Later that evening, Broyles pays a visit to his ex wife. From the moment she opens the door it's clear from both their faces that the sight of each other brings up old wounds. The kids aren't home, she tells him, but it's her he wants to talk to. As she stares at him uncertainly, her new husband pokes his head out long enough let us know he's in her life - Diane has moved on. He withdraws gracefully, leaving them to talk. "I closed that case," he tells her "the one four years ago." Closing her eyes against memory, she's happy for him, truly, but it's not enough to fill the gulf that yawns between them. Nothing ever will be. He declines her invitation to stay for dinner, and says goodnight. He's able to not look back until after she closes the door.
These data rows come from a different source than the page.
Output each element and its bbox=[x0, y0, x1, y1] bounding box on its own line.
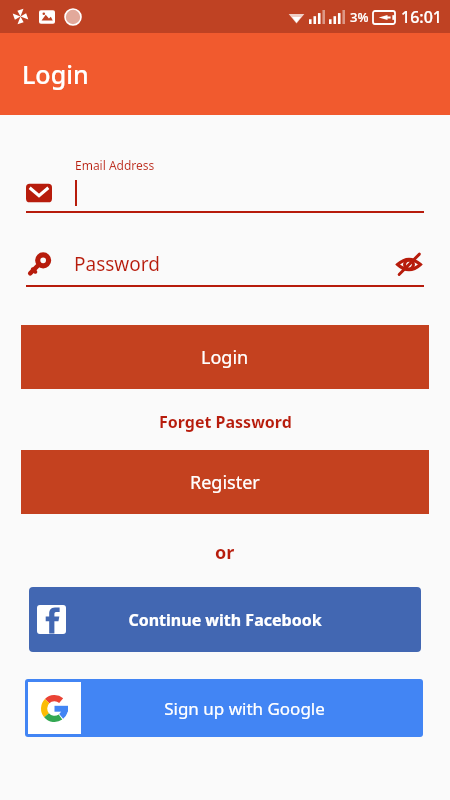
button[interactable]: Sign up with Google bbox=[25, 679, 423, 737]
staticText: Email Address bbox=[75, 157, 155, 173]
staticText: or bbox=[215, 540, 235, 565]
other: Password bbox=[26, 251, 52, 277]
staticText: 3% bbox=[350, 8, 369, 26]
button[interactable]: Login bbox=[21, 325, 429, 389]
staticText: Register bbox=[190, 470, 260, 495]
button[interactable]: Continue with Facebook bbox=[29, 587, 421, 652]
staticText: Login bbox=[22, 57, 89, 91]
staticText: Continue with Facebook bbox=[128, 609, 322, 631]
staticText: Forget Password bbox=[159, 411, 292, 433]
button[interactable]: Register bbox=[21, 450, 429, 514]
staticText: Login bbox=[201, 345, 249, 370]
staticText: Password bbox=[74, 251, 394, 277]
staticText: Sign up with Google bbox=[164, 697, 325, 720]
button[interactable]: Show password bbox=[394, 249, 424, 279]
staticText: 16:01 bbox=[401, 6, 442, 28]
button[interactable]: Forget Password bbox=[151, 408, 300, 436]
When he reaches his car, there's a CIA agent waiting in the street. The man reminds him that the CIA kinda means it when they say butt out, and tells Phillip that he should be very grateful for his friend, Senator Van Horne. When Broyles asks what happened to the cosmonaut, the man looks meaningfully up at the stars, and replies "We had no choice, once he started breathing again." Broyles follows his gaze, seeking the place between the stars where the shadows live.
To me, this episode is really a character study for Broyles. Until this point he's been an enigma. He's been The Boss, distant, in charge, even abrasive at times when testing the limits of his team, but here we find that:
- He's surprisingly good with kids, even ones he's never met.
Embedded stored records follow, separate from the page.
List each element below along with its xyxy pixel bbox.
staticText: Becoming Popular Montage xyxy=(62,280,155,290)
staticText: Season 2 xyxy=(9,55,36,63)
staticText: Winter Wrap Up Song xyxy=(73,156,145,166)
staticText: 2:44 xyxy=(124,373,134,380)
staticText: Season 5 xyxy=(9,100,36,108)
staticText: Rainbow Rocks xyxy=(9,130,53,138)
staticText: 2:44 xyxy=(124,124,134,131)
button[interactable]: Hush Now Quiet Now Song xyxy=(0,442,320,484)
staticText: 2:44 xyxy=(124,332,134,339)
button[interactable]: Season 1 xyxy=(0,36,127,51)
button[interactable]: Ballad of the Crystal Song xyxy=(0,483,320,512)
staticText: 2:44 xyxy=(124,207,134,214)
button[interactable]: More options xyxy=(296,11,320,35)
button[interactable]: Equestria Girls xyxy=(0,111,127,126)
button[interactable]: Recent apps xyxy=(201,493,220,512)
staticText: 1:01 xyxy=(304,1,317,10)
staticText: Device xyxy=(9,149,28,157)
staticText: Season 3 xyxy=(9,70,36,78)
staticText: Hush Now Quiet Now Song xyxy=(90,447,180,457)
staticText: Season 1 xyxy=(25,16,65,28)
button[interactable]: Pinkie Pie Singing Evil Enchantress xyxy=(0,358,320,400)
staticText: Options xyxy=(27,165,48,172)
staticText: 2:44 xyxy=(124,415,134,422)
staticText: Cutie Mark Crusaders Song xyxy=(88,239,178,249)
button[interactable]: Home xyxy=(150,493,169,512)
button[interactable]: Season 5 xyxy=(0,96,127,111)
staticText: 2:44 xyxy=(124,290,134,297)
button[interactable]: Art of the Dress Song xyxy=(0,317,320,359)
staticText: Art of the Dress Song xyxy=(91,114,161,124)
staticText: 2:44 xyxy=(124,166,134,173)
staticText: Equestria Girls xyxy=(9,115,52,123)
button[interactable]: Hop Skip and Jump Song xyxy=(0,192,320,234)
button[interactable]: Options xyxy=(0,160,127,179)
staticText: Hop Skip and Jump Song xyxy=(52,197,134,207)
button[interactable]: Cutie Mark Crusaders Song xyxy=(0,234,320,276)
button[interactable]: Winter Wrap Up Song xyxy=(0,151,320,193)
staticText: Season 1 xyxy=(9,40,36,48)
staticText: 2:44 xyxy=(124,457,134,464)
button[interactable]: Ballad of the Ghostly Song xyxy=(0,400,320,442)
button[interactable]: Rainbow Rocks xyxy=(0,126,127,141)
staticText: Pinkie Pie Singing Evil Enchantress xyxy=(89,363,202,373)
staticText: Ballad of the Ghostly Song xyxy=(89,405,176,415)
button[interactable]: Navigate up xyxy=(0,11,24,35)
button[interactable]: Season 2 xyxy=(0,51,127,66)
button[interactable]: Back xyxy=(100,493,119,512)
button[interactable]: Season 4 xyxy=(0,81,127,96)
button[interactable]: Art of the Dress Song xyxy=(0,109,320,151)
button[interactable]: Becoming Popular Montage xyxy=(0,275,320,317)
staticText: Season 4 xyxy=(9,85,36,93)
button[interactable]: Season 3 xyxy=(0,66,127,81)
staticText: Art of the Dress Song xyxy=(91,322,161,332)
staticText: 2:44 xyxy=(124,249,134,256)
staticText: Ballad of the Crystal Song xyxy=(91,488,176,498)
- Ultimately, he was faced with an impossible choice - the job or the family. Broyles chose the job, despite all it cost him, because it was the best way he knew to protect his family.
- He regrets having to make that choice still.
- And yes, there are still feelings between Phillip and Diane, as this last scene illustrates with such heartbreaking clarity. And Broyles is later keenly interested in the fact that the two are still married on the other side.
This is the first real glimpse we've had into Phillip Broyles the man. He's a sad man, isolated by the weight of his knowledge, but he cares deeply for those around him, as he'll prove in What Lies Beneath, as well as many other episodes. His job is all he has left, and he performs it with courage and conviction, because he believes that he can help defend people from some of the freaky things they don't report in the news. But the cost can be hard to bear, and I think it was not without compassion or regret that, in the Pilot episode when Olivia insisted that she just wanted to go back to how it was before, he told her "Dunham, I don't think you can."
Interesting tidbits:
- There's a poster on the wall behind the hospital administrator lady with a familiar person shaped shadow on it.
- Both Peter and Olivia unconsciously smile when they're on the phone together (awwww).
- This episode establishes the relationship between Van Horne and Broyles that will come back into play in 3x04. As we know now, Van Horne is already dead here, and has been for years.
- The Observer cruises Broyles while he's on the phone with Olivia at the airport.
- Speaking of which, Broyles is in an airport - because he flew to Washington? Is this a glimpse of all that off screen travel they must do?
- Interestingly, this episode establishes the undoubted existence of Extraterrestrial life in the Fringeverse, with very little fanfare.
And finally, What if Peter Bishop didn't exist?
Sadly, Peter really didn't have much to do in this episode. His role here was mostly sarcasm and charming comic relief, with a little bit of pointing the team down avenues they would eventually have explored anyway. However, it must be remembered that without Peter, it's highly unlikely that Walter would have ever been freed from St. Claire's, and Walter was instrumental in solving the formula. I think that if Peter (and by extension Walter) hadn't been present, the case might have turned out very differently, with more casualties, almost certainly including an innocent child. And Broyles might still be spending his nights staring at the ceiling, waiting for sleep to take him, and wondering if he'd ever solve the mystery that destroyed his family.